This May, Grandview Heights fifth- and sixth-graders will go away for a few days to outdoor camps – just as they have done for 46 years. There, they’ll be counseled by 20 volunteers, mostly high school seniors, and attend classes conducted by their teachers.
And right there with them, at Camp Oty’Okwa in Hocking Hills and Camp Ohio near St. Louisville, will be Larry Larson. Larson helped start the camps and still helps run them, even after 28 years as a teacher, retirement and a move to California three years ago.
This year, tacked onto to Larson’s schedule between camps is one added event. A school in which he once taught will be officially dedicated as the Larry Larson Middle School on May 16.
It’s an honor he says he never expected or deserves.
“I don’t feel I’m deserving of this. All I did was do my job: teaching young people,” Larson says via a phone interview from his new home in California.
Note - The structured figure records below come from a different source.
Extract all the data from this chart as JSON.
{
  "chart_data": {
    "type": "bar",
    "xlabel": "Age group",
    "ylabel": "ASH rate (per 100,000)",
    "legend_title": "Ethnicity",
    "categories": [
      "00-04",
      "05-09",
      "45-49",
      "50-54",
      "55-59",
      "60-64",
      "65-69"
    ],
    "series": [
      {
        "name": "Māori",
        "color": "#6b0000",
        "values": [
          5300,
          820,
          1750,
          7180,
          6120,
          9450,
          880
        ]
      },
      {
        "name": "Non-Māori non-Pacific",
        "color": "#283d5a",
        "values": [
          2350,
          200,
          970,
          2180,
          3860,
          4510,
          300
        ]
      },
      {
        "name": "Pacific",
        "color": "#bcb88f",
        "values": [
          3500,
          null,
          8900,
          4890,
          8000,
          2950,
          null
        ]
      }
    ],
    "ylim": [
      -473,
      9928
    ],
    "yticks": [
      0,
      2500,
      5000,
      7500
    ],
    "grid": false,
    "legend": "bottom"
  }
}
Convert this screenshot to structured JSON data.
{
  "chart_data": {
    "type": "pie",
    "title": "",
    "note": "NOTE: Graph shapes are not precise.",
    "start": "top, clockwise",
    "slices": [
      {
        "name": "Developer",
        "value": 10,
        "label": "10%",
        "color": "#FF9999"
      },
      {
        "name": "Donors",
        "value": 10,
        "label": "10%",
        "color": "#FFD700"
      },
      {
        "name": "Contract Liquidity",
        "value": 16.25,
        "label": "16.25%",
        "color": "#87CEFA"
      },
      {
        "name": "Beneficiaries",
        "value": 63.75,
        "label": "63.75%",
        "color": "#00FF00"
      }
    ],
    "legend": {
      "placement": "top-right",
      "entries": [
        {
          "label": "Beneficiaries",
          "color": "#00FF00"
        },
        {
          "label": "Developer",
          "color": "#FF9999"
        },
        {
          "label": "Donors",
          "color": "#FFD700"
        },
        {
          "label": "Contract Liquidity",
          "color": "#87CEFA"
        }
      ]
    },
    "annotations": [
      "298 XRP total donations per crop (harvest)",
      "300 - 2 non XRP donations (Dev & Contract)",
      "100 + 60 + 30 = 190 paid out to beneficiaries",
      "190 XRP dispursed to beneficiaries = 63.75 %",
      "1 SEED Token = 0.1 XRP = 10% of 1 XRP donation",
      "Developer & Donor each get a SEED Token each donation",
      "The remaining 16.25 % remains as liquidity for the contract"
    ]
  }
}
Larson started as a physical education teacher in Grandview Heights. He was middle school school football coach, then high school coach. After a couple years, he took the athletic director’s job as well for another five years.
“For 24 of the 28 years, I taught physical education. I loved it,” Larson says. He says he turned down an offer to leave the elementary school job to work full-time in high school athletics.
Moving from teaching elementary to coaching high school athletics was easy, he says.
“I knew all of the students.”
With no hint of complaining, Larson mentions how, when he was coaching at both levels and serving as the athletic director, he often worked 14-hour days. When athletic director became a separate, full-time position, he kept it until he retired.
All along, the camps continued – with Larson at the helm.
Ed O’Reilly, who is retiring as Grandview Heights superintendent at the end of July, met Larson while O’Reilly was a principal at a Hilliard middle school. Larson had started a “stand and deliver” program that brought in high school athletes to talk to the students. The speakers were leaders, good students and role models, O’Reilly says.
When Larson decided to retire after a near-fatal pancreatic illness that kept him out of school for 70 business days, he was asked what he would miss. He said it would be the camp program.
“You don’t have to give this up,” then-Superintendent Ted Knapke told him. Larson was given a supplemental contract to remain the camp director.
In the meantime, his fledging career in radio had taken off. He had worked part-time for WOSU and WBNS, reporting on high school athletics. In the early 1990s, WTVN radio’s afternoon team of John Corby and George Lehner wrapped Larson into their reports on all sports and he was dubbed “Mr. High School Sports.” It’s a moniker by which he still is widely identified, although the station expanded his reporting to college and professional level sports as well.
The camp program continued, but the 2008 death of Jeanne, Larson’s wife of 25 years, moved Larson toward a lifestyle change he had contemplated. In 2011, he left his radio position and moved to Ladera Ranch, Calif., near his married step-daughter, Liza Cassidy, and his grandson, Jack, 8.
Melanie Lolli, who had attended the camps and was a counselor, essentially took over the program, beginning while she was still pursuing her undergraduate degree from Ohio Dominican University. Lolli, now a math teacher at ODU’s Charles School, a charter, handles all the camp preparation, from interviewing prospective counselors to conducting classes for them to overall coordination.
“(Larson’s) impact has reached across the district,” O’Reilly says.
In its brief report, the committee that recommended the naming honor said, “His oversight of the (camp program) over the past 40 years has had a major impact on the growth and development of hundreds of (students).
Larson modestly says an estimated 5,000 students have gone to the camps and another 500 have been counselors.
He’s happy in the 10-year-old West Coast community that was designed for younger people, not retirees. He’s a young 70. Larson says he body surfs in the nearby Pacific Ocean three days a week. On Sundays, he works as a tour guide at Mission Basilica, a Catholic shrine in nearby San Juan Capistrano.
Larson says he was “unbelievably fortunate to teach in Grandview.”
At this stage of his life, “I’m still teaching in Grandview” with no plans to quit working at the camps, he says.
“Buildings should be named after heroes,” Larson says, and names a personal hero – Christa McAuliffe, a teacher who died in the January 1986 explosion of the Space Shuttle Challenger. “I never thought of myself as a hero. I would never use that as a (word) to describe what I did.”
Larson plans to attend the dedication ceremony along with his family. Besides Liza and her son, Larson has a stepson, Matt Studer, and granddaughters, Sarah, 15, and Madeline, 14, both Upper Arlington High School students.
“It’s wonderful for my family, my grandchildren,” Larson says of the honor. “I’m glad they did it while I’m still around” for his family to share the honor with him.